# need some help goggles



## fattrav (Feb 21, 2009)

Go to a shop?


----------



## ThunderChunky (Oct 1, 2011)

You don't want black lenses. You might think you look cool now, but when it's overcast or past sunset you'll be running into trees. Or be prepared to buy another lens and change them often.


----------



## Chris (Feb 6, 2012)

not if its sunny lol


----------



## Rufus (Nov 7, 2008)

A couple of coats of spray paint and you'll have black lenses and you can't see through them. 
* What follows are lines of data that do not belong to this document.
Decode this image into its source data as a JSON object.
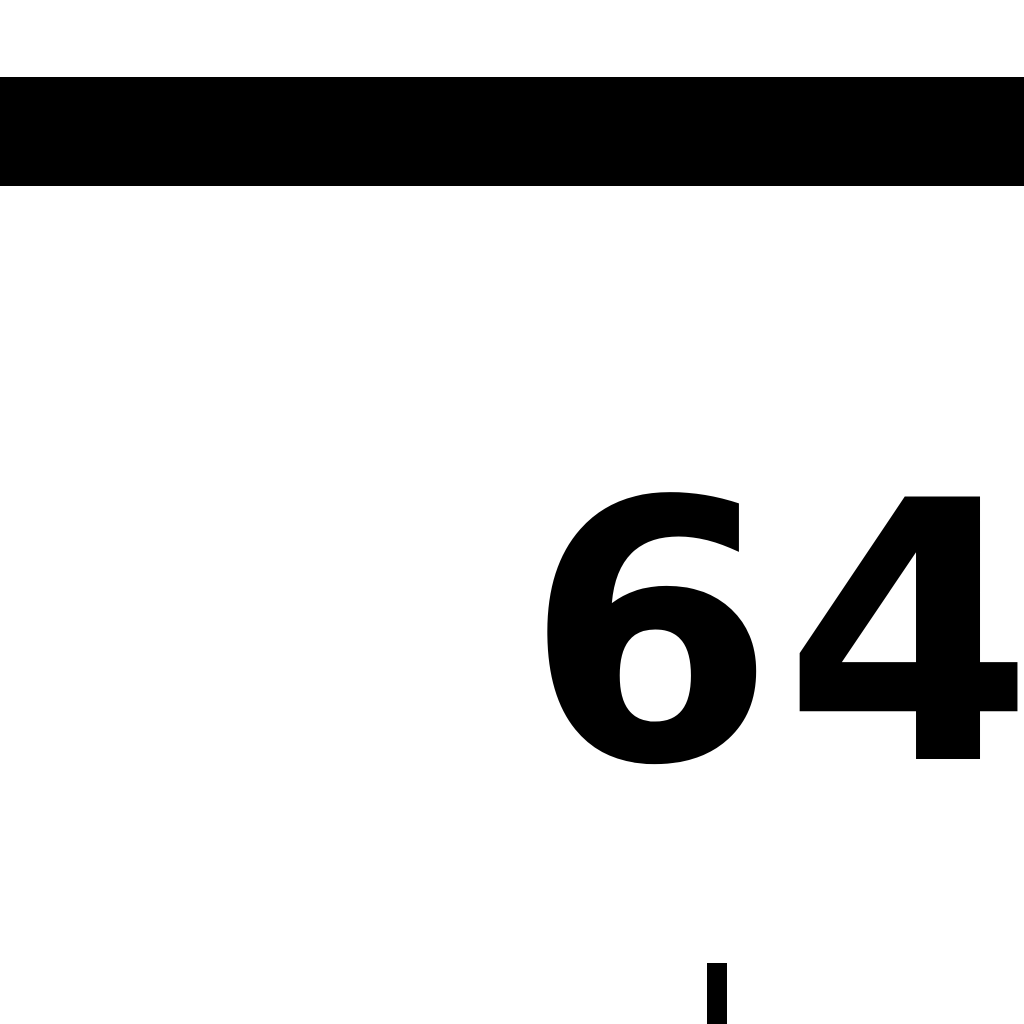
{
  "weather": {
    "temperature": "64",
    "unit_symbol": "°"
  },
  "colors": {
    "background": "#ffffff",
    "foreground": "#000000"
  }
}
Seriously, any of the major brands have a dark lens available. Go to a shop and check out a few.


----------



## dirts mcgirts (May 5, 2012)

SMITH OPTICS
i cannot endorse them enough


smithoptics.co.nz has the new line of i/o, and theres some blackouts in em this year


----------



## Donutz (May 12, 2010)

For ease of changing lenses, you can't beat the Oakley Airbrakes.


----------



## hktrdr (Apr 3, 2012)

Chris said:


> not if its sunny lol


I would have to be very sunny - the really dark lenses are generally too dark for almost all conditions, including most bluebird days.
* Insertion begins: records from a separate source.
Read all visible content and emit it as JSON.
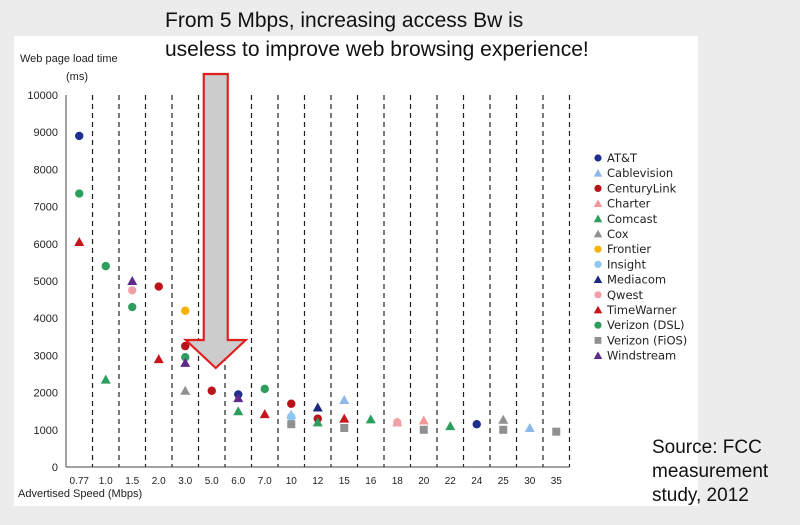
{
  "headline": {
    "line1": "From 5 Mbps, increasing access Bw is",
    "line2": "useless to improve web browsing experience!"
  },
  "source_note": {
    "line1": "Source: FCC",
    "line2": "measurement",
    "line3": "study, 2012"
  },
  "chart_data": {
    "type": "scatter",
    "ylabel_line1": "Web page load time",
    "ylabel_line2": "(ms)",
    "xlabel": "Advertised Speed (Mbps)",
    "ylim": [
      0,
      10000
    ],
    "yticks": [
      "0",
      "1000",
      "2000",
      "3000",
      "4000",
      "5000",
      "6000",
      "7000",
      "8000",
      "9000",
      "10000"
    ],
    "categories": [
      "0.77",
      "1.0",
      "1.5",
      "2.0",
      "3.0",
      "5.0",
      "6.0",
      "7.0",
      "10",
      "12",
      "15",
      "16",
      "18",
      "20",
      "22",
      "24",
      "25",
      "30",
      "35"
    ],
    "grid": "vertical dashed separators between categories",
    "legend_position": "right",
    "annotation": "downward arrow at 5.0 Mbps",
    "series": [
      {
        "name": "AT&T",
        "color": "#1f2f8f",
        "shape": "circle",
        "points": [
          {
            "x": "0.77",
            "y": 8900
          },
          {
            "x": "6.0",
            "y": 1950
          },
          {
            "x": "24",
            "y": 1150
          }
        ]
      },
      {
        "name": "Cablevision",
        "color": "#8fb8e8",
        "shape": "triangle",
        "points": [
          {
            "x": "10",
            "y": 1400
          },
          {
            "x": "15",
            "y": 1800
          },
          {
            "x": "30",
            "y": 1050
          }
        ]
      },
      {
        "name": "CenturyLink",
        "color": "#b8141a",
        "shape": "circle",
        "points": [
          {
            "x": "2.0",
            "y": 4850
          },
          {
            "x": "3.0",
            "y": 3250
          },
          {
            "x": "5.0",
            "y": 2050
          },
          {
            "x": "10",
            "y": 1700
          },
          {
            "x": "12",
            "y": 1300
          }
        ]
      },
      {
        "name": "Charter",
        "color": "#f09a96",
        "shape": "triangle",
        "points": [
          {
            "x": "18",
            "y": 1200
          },
          {
            "x": "20",
            "y": 1250
          }
        ]
      },
      {
        "name": "Comcast",
        "color": "#2e9e5e",
        "shape": "triangle",
        "points": [
          {
            "x": "1.0",
            "y": 2350
          },
          {
            "x": "6.0",
            "y": 1500
          },
          {
            "x": "12",
            "y": 1200
          },
          {
            "x": "16",
            "y": 1280
          },
          {
            "x": "22",
            "y": 1100
          }
        ]
      },
      {
        "name": "Cox",
        "color": "#909090",
        "shape": "triangle",
        "points": [
          {
            "x": "3.0",
            "y": 2050
          },
          {
            "x": "25",
            "y": 1270
          }
        ]
      },
      {
        "name": "Frontier",
        "color": "#f7b200",
        "shape": "circle",
        "points": [
          {
            "x": "3.0",
            "y": 4200
          }
        ]
      },
      {
        "name": "Insight",
        "color": "#8cc8f2",
        "shape": "circle",
        "points": [
          {
            "x": "10",
            "y": 1350
          }
        ]
      },
      {
        "name": "Mediacom",
        "color": "#1b2a80",
        "shape": "triangle",
        "points": [
          {
            "x": "12",
            "y": 1600
          }
        ]
      },
      {
        "name": "Qwest",
        "color": "#f2a0a8",
        "shape": "circle",
        "points": [
          {
            "x": "1.5",
            "y": 4750
          },
          {
            "x": "18",
            "y": 1200
          }
        ]
      },
      {
        "name": "TimeWarner",
        "color": "#c8141c",
        "shape": "triangle",
        "points": [
          {
            "x": "0.77",
            "y": 6050
          },
          {
            "x": "2.0",
            "y": 2900
          },
          {
            "x": "7.0",
            "y": 1420
          },
          {
            "x": "15",
            "y": 1300
          }
        ]
      },
      {
        "name": "Verizon (DSL)",
        "color": "#2e9e5e",
        "shape": "circle",
        "points": [
          {
            "x": "0.77",
            "y": 7350
          },
          {
            "x": "1.0",
            "y": 5400
          },
          {
            "x": "1.5",
            "y": 4300
          },
          {
            "x": "3.0",
            "y": 2950
          },
          {
            "x": "7.0",
            "y": 2100
          }
        ]
      },
      {
        "name": "Verizon (FiOS)",
        "color": "#909090",
        "shape": "square",
        "points": [
          {
            "x": "10",
            "y": 1150
          },
          {
            "x": "15",
            "y": 1050
          },
          {
            "x": "20",
            "y": 1000
          },
          {
            "x": "25",
            "y": 1000
          },
          {
            "x": "35",
            "y": 950
          }
        ]
      },
      {
        "name": "Windstream",
        "color": "#5f2a8a",
        "shape": "triangle",
        "points": [
          {
            "x": "1.5",
            "y": 5000
          },
          {
            "x": "3.0",
            "y": 2800
          },
          {
            "x": "6.0",
            "y": 1850
          }
        ]
      }
    ]
  }
}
But hey, lots of people put looks over functionality... Just count the number of the Fire Iridiums on your mountain - they look cool but are too dark for the vast majority of conditions.


----------



## HoboMaster (May 16, 2010)

I ride sunny days with one of the lightest tint lenses out there fine... You really don't want to use a black lens.


----------



## cjcameron11 (Feb 5, 2011)

i have oakley air brakes with a black lens, they are fine for me even when it is not a full on bright blue bird day, get what you want and don't worry about people telling you that its not right, go with what you want.


----------



## rdot84 (Jan 28, 2009)

I personally like Von Zipper. Plenty of brands to choose from. Dragon, Anon....


----------



## MistahTaki (Apr 24, 2010)

you want lens that are not see through from the outside right? Just get lens that are mirrored. the visibility is still good. i use my dragon dx mirrored lens in all conditions and the visibility is totally fine even on days with overcast.


----------



## MistahTaki (Apr 24, 2010)

are mirrored lens called iridium? i dont know much about flippin lenses.


----------



## HoboMaster (May 16, 2010)

Iridium is just a fancy tint name, typically pretty dark.


----------